В сущности, Диего, как многие одинокие люди, хочет сказать, что у него не было детства и что по- настоящему его жизнь началась с занятий живописью. А также с любовной страсти.
Именно это делает его неотразимым в глазах Фриды: он – мужчина в полном смысле слова, властный и чувственный, – перед женщинами слаб, как ребенок, он эгоист и эпикуреец, он ветрен и ревнив, он выдумщик, мифоман, но при всем том он – воплощение силы, пылкости и нежности, какие может дать лишь необычайная, почти сверхчеловеческая наивность. Диего первым готов поверить в существование этого полуреального, полувымышленного персонажа. Он сам путает раннюю одаренность с ранней сексуальностью и намеревается взять от жизни все, что можно: не только признание в мире живописи, но также и женщин, славу, деньги, земные блага и власть. Неумолимая жажда к жизни, которая заменяет ему честолюбие.
Его учителей в Академии Сан-Карлос – Хосе Веласко и Рибэла – поражает и очаровывает в нем этот аппетит к жизни, упорное желание преуспеть – но также и энергия и упорство, которые он вкладывает в свое ученичество. Ривера не без тщеславия вспоминает, как однажды он привлек внимание Рибэла, рисуя этюд обнаженной натуры. Старый мастер сделал ему замечание: он начал работу не так, как положено, и теперь не сможет правильно ее завершить. Диего продолжал рисовать, и весь класс столпился вокруг них, ожидая, что скажет учитель. Когда этюд был закончен, Рибэл после долгого молчания сказал: 'А все-таки у вас получилось интересно. Зайдите завтра с утра ко мне в мастерскую, мы поговорим'. Суждение Рибэла в точности отвечало тому, что Диего искал в живописи: 'Самое главное – что движение и жизнь вызывают у вас интерес… Не обращайте внимания на критиков и завистливых собратьев'.
В этих словах – все будущее Диего: движение, жизнь и духовная независимость. И кружок, собравшийся вокруг него, пока он рисовал, – публика, которая ждет, которая завидует ему, которая делает из него не просто художника, но актера, священнослужителя, творца иллюзий и чудес.

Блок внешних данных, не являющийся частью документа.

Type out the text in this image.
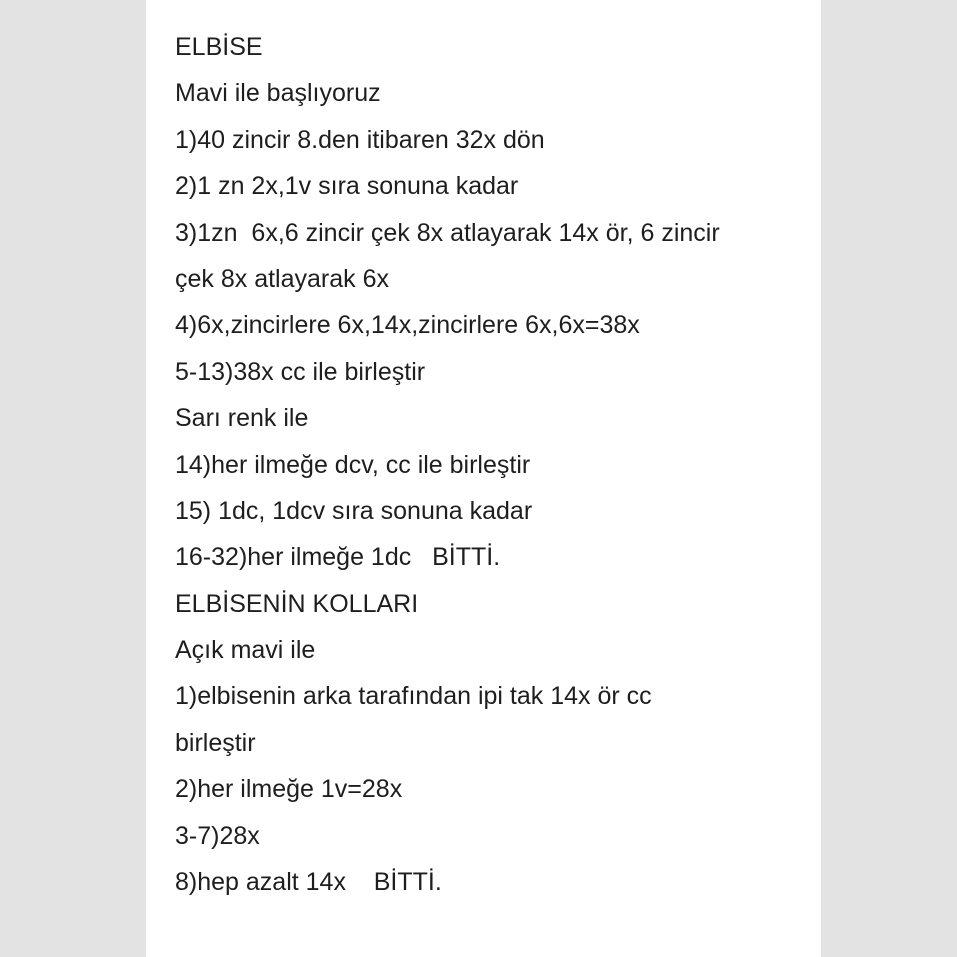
ELBİSE
Mavi ile başlıyoruz
1)40 zincir 8.den itibaren 32x dön
2)1 zn 2x,1v sıra sonuna kadar
3)1zn  6x,6 zincir çek 8x atlayarak 14x ör, 6 zincir
çek 8x atlayarak 6x
4)6x,zincirlere 6x,14x,zincirlere 6x,6x=38x
5-13)38x cc ile birleştir
Sarı renk ile
14)her ilmeğe dcv, cc ile birleştir
15) 1dc, 1dcv sıra sonuna kadar
16-32)her ilmeğe 1dc   BİTTİ.
ELBİSENİN KOLLARI
Açık mavi ile
1)elbisenin arka tarafından ipi tak 14x ör cc
birleştir
2)her ilmeğe 1v=28x
3-7)28x
8)hep azalt 14x    BİTTİ.
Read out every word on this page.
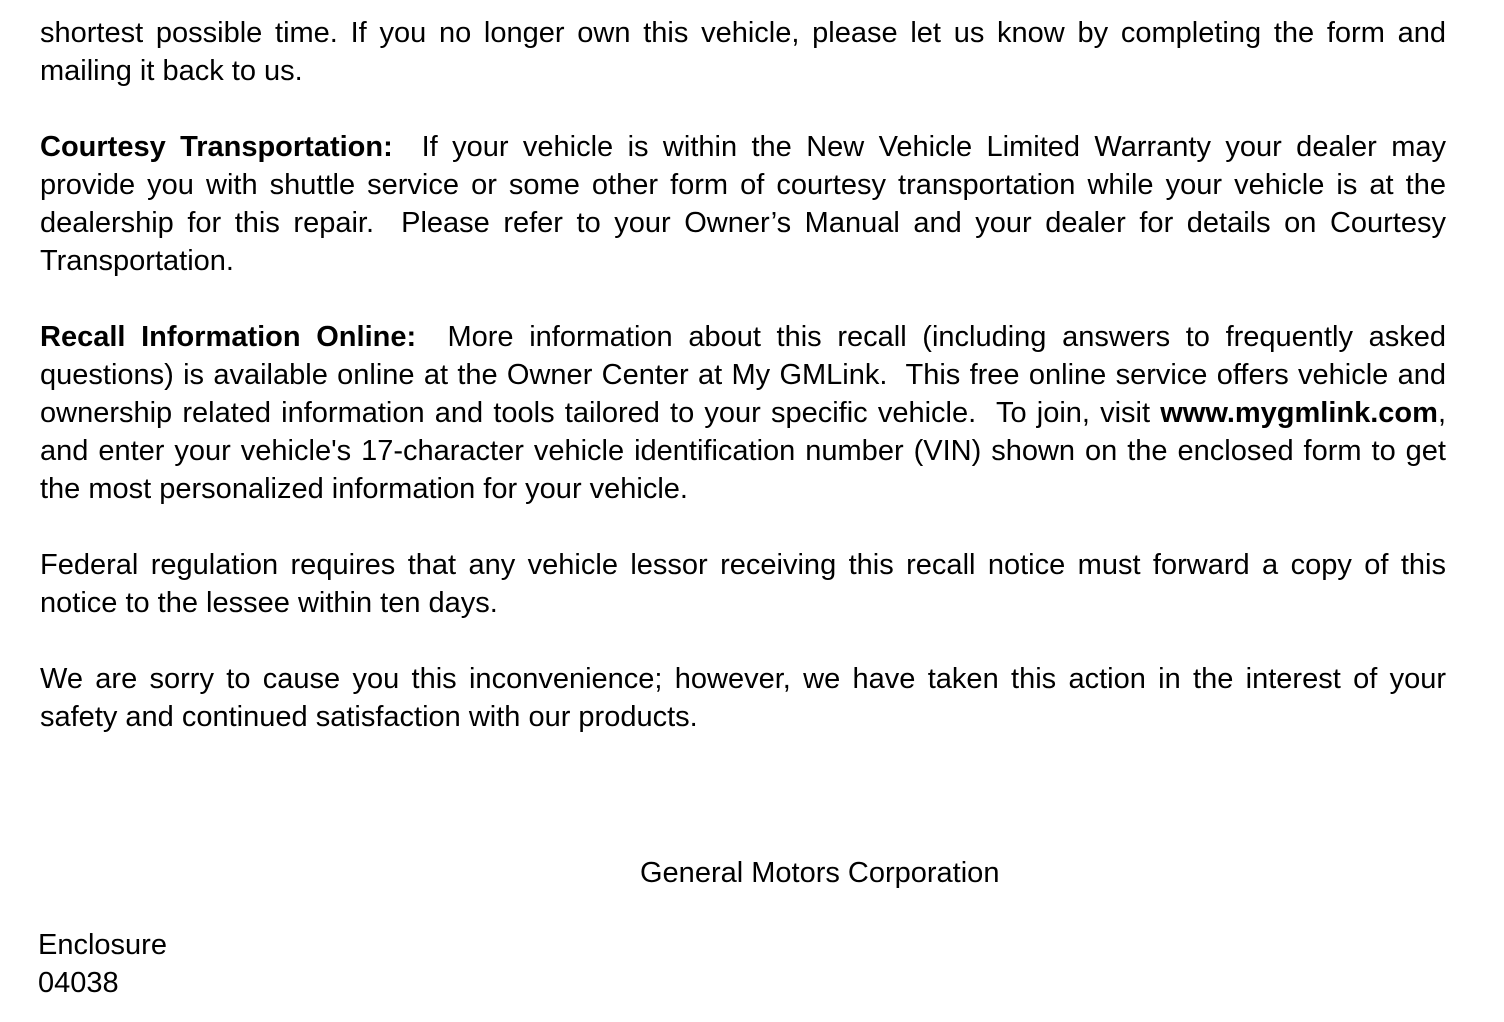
shortest possible time. If you no longer own this vehicle, please let us know by completing the form and mailing it back to us.

Courtesy Transportation:  If your vehicle is within the New Vehicle Limited Warranty your dealer may provide you with shuttle service or some other form of courtesy transportation while your vehicle is at the dealership for this repair.  Please refer to your Owner’s Manual and your dealer for details on Courtesy Transportation.

Recall Information Online:  More information about this recall (including answers to frequently asked questions) is available online at the Owner Center at My GMLink.  This free online service offers vehicle and ownership related information and tools tailored to your specific vehicle.  To join, visit www.mygmlink.com, and enter your vehicle's 17-character vehicle identification number (VIN) shown on the enclosed form to get the most personalized information for your vehicle.

Federal regulation requires that any vehicle lessor receiving this recall notice must forward a copy of this notice to the lessee within ten days.

We are sorry to cause you this inconvenience; however, we have taken this action in the interest of your safety and continued satisfaction with our products.

General Motors Corporation

Enclosure
04038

В первые годы учебы в Мехико Диего знакомится с величайшим из мексиканских рисовальщиков того времени, то есть конца XIX века, человеком, которому народное искусство обязано новым рождением и которого он впоследствии считал своим истинным учителем, – Хосе Гуадалупе Посадой.
Иллюстратор, карикатурист, гениальный гравер, и вдобавок тоже родом из Гуанахуато, Посада в то время был владельцем граверной лавки и мастерской в центре Мехико, недалеко от Академии художеств, в доме 5 по улице Санта-Инес (теперь – улица Монеда). Диего приходит туда каждый день, каждую свободную минуту, чтобы посмотреть новые рисунки Посады, которые мастер выставляет сушиться в витрине мастерской. То, что Диего там видит, говорит его чувствам больше, волнует его сильнее, чем холодные академические полотна в Академии Сан-Карлос: это уличные сценки, карикатуры на известных политиков, прелатов, генералов, судей, светских дам и дам полусвета, похожие на 'Капричос' Гойи и на шаржи Оноре Домье. И еще – наивные иллюстрации к модным куплетам, балладам – корридос, которые поют на рынках в Мехико, Толуке, Пачуке. А главное, гравюры, которые принесли ему славу, сделали его, по словам Аниты Бреннер, 'пророком' революции, – изображения 'пляски смерти', навеянные мексиканским фольклором, в стиле детского лакомства на День всех святых – сахарных скелетов и черепов, – гравюры, высмеивающие развращенное общество Мексики при Порфирио Диасе. Порой они выполнены на цветной бумаге, кажутся неуклюжими, примитивными, но они впитали в себя свежесть и силу тех, кто их разглядывает, людей из народа, которых Диего встречал в Гуанахуато, шахтеров и крестьян, спустившихся с гор: средоточие культуры для таких людей – не библиотека и не картинная галерея, а индейские бродячие торговцы почтекас, продающие ярко раскрашенные листки, и певцы корридос, за несколько песо исполняющие модные песенки.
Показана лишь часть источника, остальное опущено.